Fraternal twins Josh and Lucas have their own little language, according to mum Dee. 

A groundbreaking study has found that twins often start talking later than single-born children - and that language delay is more common in identical twins than fraternal pairs.

The research project, which began in 2002, is an international collaboration between the Telethon Kids Institute, University of Kansas and the University of Nebraska Medical Center.

The findings were based on a sample of 473 sets of WA twins who were followed from birth.

Results from the LOOKING at Language study, recently published online in the Journal of Speech, Language and Hearing Research, also found that language delay was also found to be more common in identical twins than their non-identical counterparts.

Principal investigator UWA Professor Cate Taylor said, “Overall, twins have double the rate of late language emergence than single-born children; 38 per cent for twins, compared to 19 per cent for single-borns.”

“When we looked further at the twins, and split them into identical or non-identical twin pairs, we found the rate of language delay in identical twins was 47 per cent compared to 31 per cent in non-identical twins.”

Late language emergence is when a child’s language is below age and gender expectations - that is, when they speak few words and do not join words together to form sentences.

In this study, 71 per cent of two-year-old twins were not combining words, compared to only 17 per cent of single-born children.

Professor Taylor said the findings challenged existing views on why twins may have language delay.


“For years, researchers have been fascinated by language development in twins with the main theory that mothers speak less to twins due to the double demands of caring for two children of the same age,” Professor Taylor said.
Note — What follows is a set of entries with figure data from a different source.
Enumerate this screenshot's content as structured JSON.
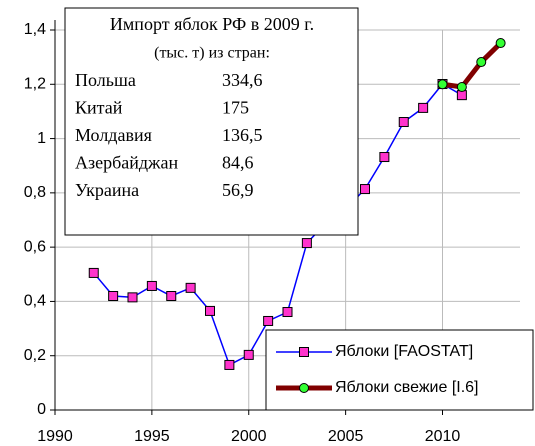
{
  "chart_data": {
    "type": "line",
    "x": [
      1992,
      1993,
      1994,
      1995,
      1996,
      1997,
      1998,
      1999,
      2000,
      2001,
      2002,
      2003,
      2004,
      2005,
      2006,
      2007,
      2008,
      2009,
      2010,
      2011,
      2012,
      2013
    ],
    "series": [
      {
        "name": "Яблоки [FAOSTAT]",
        "color": "#0000ff",
        "marker_color": "#ff33cc",
        "values": [
          0.505,
          0.42,
          0.415,
          0.457,
          0.42,
          0.45,
          0.365,
          0.166,
          0.203,
          0.328,
          0.361,
          0.615,
          0.69,
          0.74,
          0.814,
          0.932,
          1.061,
          1.113,
          1.201,
          1.16,
          null,
          null
        ]
      },
      {
        "name": "Яблоки свежие [I.6]",
        "color": "#800000",
        "marker_color": "#33ff33",
        "values": [
          null,
          null,
          null,
          null,
          null,
          null,
          null,
          null,
          null,
          null,
          null,
          null,
          null,
          null,
          null,
          null,
          null,
          null,
          1.2,
          1.19,
          1.282,
          1.352
        ]
      }
    ],
    "xlim": [
      1990,
      2014
    ],
    "xticks": [
      1990,
      1995,
      2000,
      2005,
      2010
    ],
    "ylim": [
      0,
      1.4
    ],
    "yticks": [
      0,
      {
        "value": 0.2,
        "label": "0,2"
      },
      {
        "value": 0.4,
        "label": "0,4"
      },
      {
        "value": 0.6,
        "label": "0,6"
      },
      {
        "value": 0.8,
        "label": "0,8"
      },
      1,
      {
        "value": 1.2,
        "label": "1,2"
      },
      {
        "value": 1.4,
        "label": "1,4"
      }
    ],
    "grid": true,
    "inset": {
      "title": "Импорт яблок РФ в 2009 г.",
      "subtitle": "(тыс. т) из стран:",
      "rows": [
        {
          "country": "Польша",
          "value": "334,6"
        },
        {
          "country": "Китай",
          "value": "175"
        },
        {
          "country": "Молдавия",
          "value": "136,5"
        },
        {
          "country": "Азербайджан",
          "value": "84,6"
        },
        {
          "country": "Украина",
          "value": "56,9"
        }
      ]
    }
  }
}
She said while this may be true to a certain extent, the difference between the rate in identical and non identical twins pointed to there being another factor at play.

Professor Taylor said the explanation lies in factors other than growing up as two. For example, twins in general are exposed to more pregnancy and birth complications than single-borns, and identical twins even more so than non-identical twins.
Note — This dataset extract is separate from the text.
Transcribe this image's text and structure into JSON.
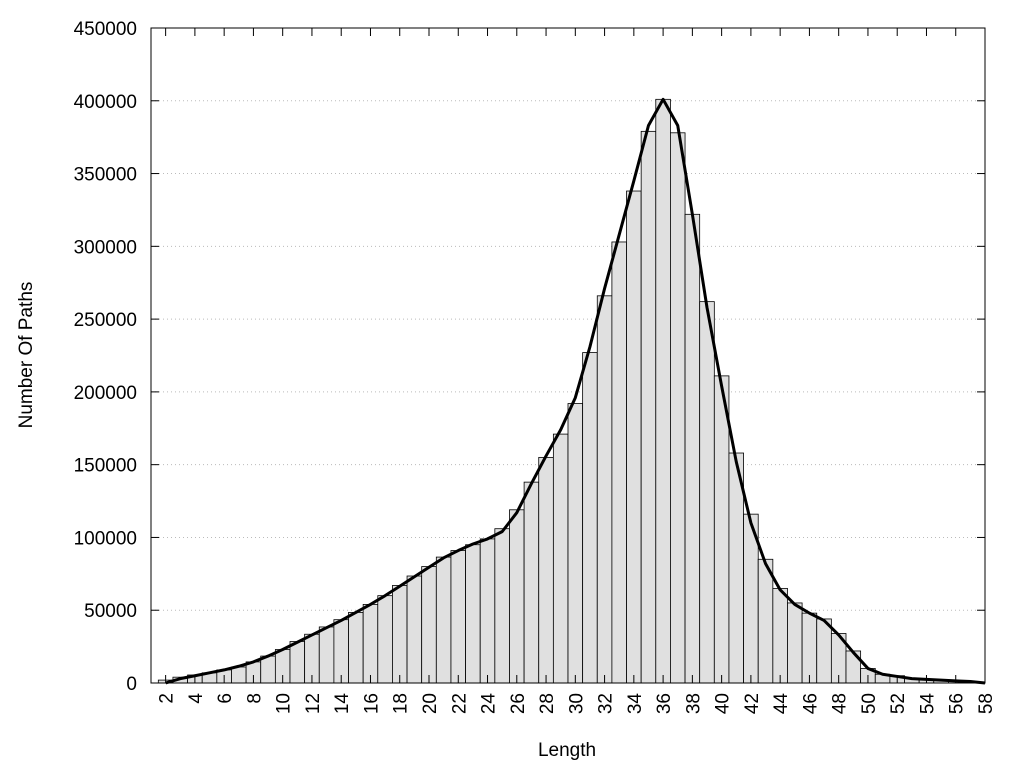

Professor Taylor said the differences seen between identical and non-identical twins could be attributed to pregnancy and birth factors.

A study of pregnancy and birth risks for late talking in twins is currently underway.

“The answer to the question, 'Do the twins catch-up?’ is ahead of us. We are currently investigating the twin’s language development in the preschool and school years,” Professor Taylor said.

“It is vital to know if and when late-talking twins catch up to their peers or whether the language differences persist through childhood and into adolescence.”

Dee and Jodie, a Perth couple who have 20-month-old fraternal twin boys, say their sons are not quite as far along with their speech as other toddlers the same age but aren't too worried.

“They have their own babble and communicate with each other, so they are delayed with it somewhat, but they still manage to get their message out to each other," she said.

She said her boys, Josh and Lucas, use gestures, grunts and others noises as part of their own sort of language.

Dee said while they were a little behind in terms of how many words they were able to say at their 18 month check-up, they were also born prematurely, which she said likely played some part in their development.

“We’re not too concerned at the moment. The nurse said to wait a few months and if we need we can get them speech therapy," she said.

“All kids develop at their own rate."

Dee said while having twins is “definitely full-on” it is also “very rewarding and amazing watching them play and interact together”.